Based on the results of the experiment scenario that has been successfully run, the biomedical event extraction model was successfully built with a performance value higher than the replication model performance value [10]. The performance value was 64.50 (Table 10) in the F1-score evaluation metric, with an increased value from the previous model of 0.81. Table 11 shows the comparison of the performance results of the best models and replication models [10] in performing biomedical event extraction using the distribution of validation data from GENIA Event Extraction data. Table 12 shows the comparison of the performance results of the best models and previous work with the GENIA 2011 test set. Our model successfully achieved the highest precision result among the previous works, but the recall result dropped, resulting in a lower F1-score than previous works. The details of the test set performance are shown in Table 13.

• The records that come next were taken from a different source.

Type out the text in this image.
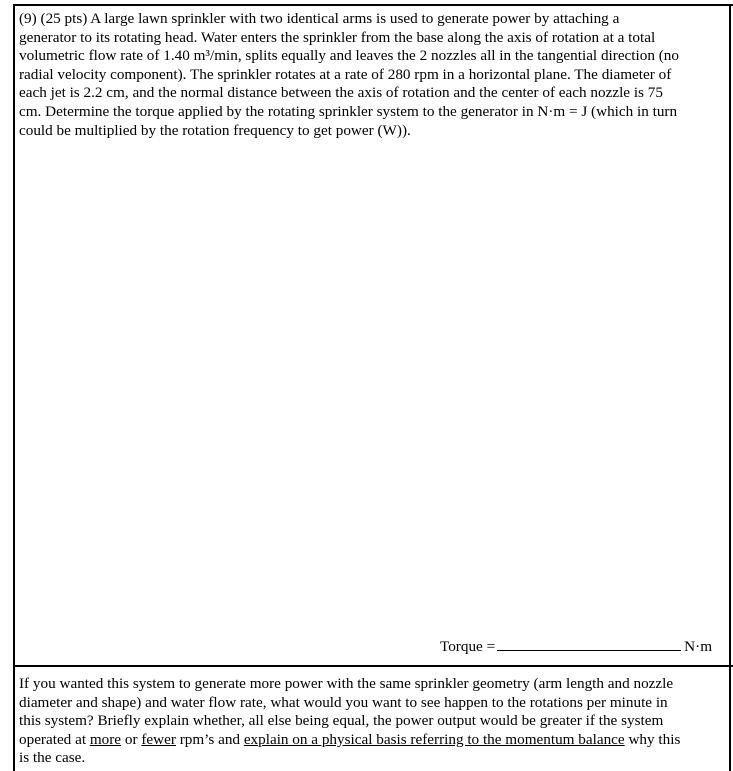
(9) (25 pts) A large lawn sprinkler with two identical arms is used to generate power by attaching a
generator to its rotating head. Water enters the sprinkler from the base along the axis of rotation at a total
volumetric flow rate of 1.40 m³/min, splits equally and leaves the 2 nozzles all in the tangential direction (no
radial velocity component). The sprinkler rotates at a rate of 280 rpm in a horizontal plane. The diameter of
each jet is 2.2 cm, and the normal distance between the axis of rotation and the center of each nozzle is 75
cm. Determine the torque applied by the rotating sprinkler system to the generator in N·m = J (which in turn
could be multiplied by the rotation frequency to get power (W)).
Torque =	N·m
If you wanted this system to generate more power with the same sprinkler geometry (arm length and nozzle
diameter and shape) and water flow rate, what would you want to see happen to the rotations per minute in
this system? Briefly explain whether, all else being equal, the power output would be greater if the system
operated at more or fewer rpm’s and explain on a physical basis referring to the momentum balance why this
is the case.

5.5 Best result model error and analysis

The successfully built biomedical event extraction model exhibits several error patterns in both the first and second modules of the pipeline. Some of these errors are consistent with those observed in the model from the study by Ramponi et al. [10], including: (1) under-prediction, where the event trigger that should have been identified is missed; (2) over-prediction, where a non-existing event trigger is falsely identified; and (3) wrong-prediction, where an incorrect event trigger is identified. However, the proposed method introduces additional errors. Notably, the first module of the pipeline tends to produce event trigger patterns that do not exist. This phenomenon is likely due to the sigmoid decoder’s broader output range, which allows for more variations than softmax. An illustrative example of this error is presented in Table 14.

The deficiencies observed in the second module of the pipeline can be attributed to errors in the first module, as inaccuracies in the initial output can have significant repercussions on the second module’s performance. Errors in the second module vary depending on the event type, as each event type entails distinct argument patterns. Nonetheless, there are four recurring patterns. First, RE may not be appropriately performed when the relevant protein entity does not exist in the same sentence. As the model receives only a single sentence as input from the entire biomedical text, this limitation can impede accurate RE. Second, the model may incorrectly select protein entities or other events in the biomedical sentence as the values of event arguments. This arises from the dynamic nature of argument value locations, necessitating a more profound semantic understanding of the sentence to rectify this issue. Third, the model may fail to predict the number of themes for binding events. This occurs as binding events often entail varying theme arguments, although they typically comprise only one or two themes. A more comprehensive investigation is warranted to enhance the accurate prediction of binding event themes. Finally, the model may overlook the presence of cause arguments in complex events. This happens because cause arguments are optional and can accept other events as values, leading to the extraction failure of many complex events in cases where the ground truth of the event involves a cause with another event value.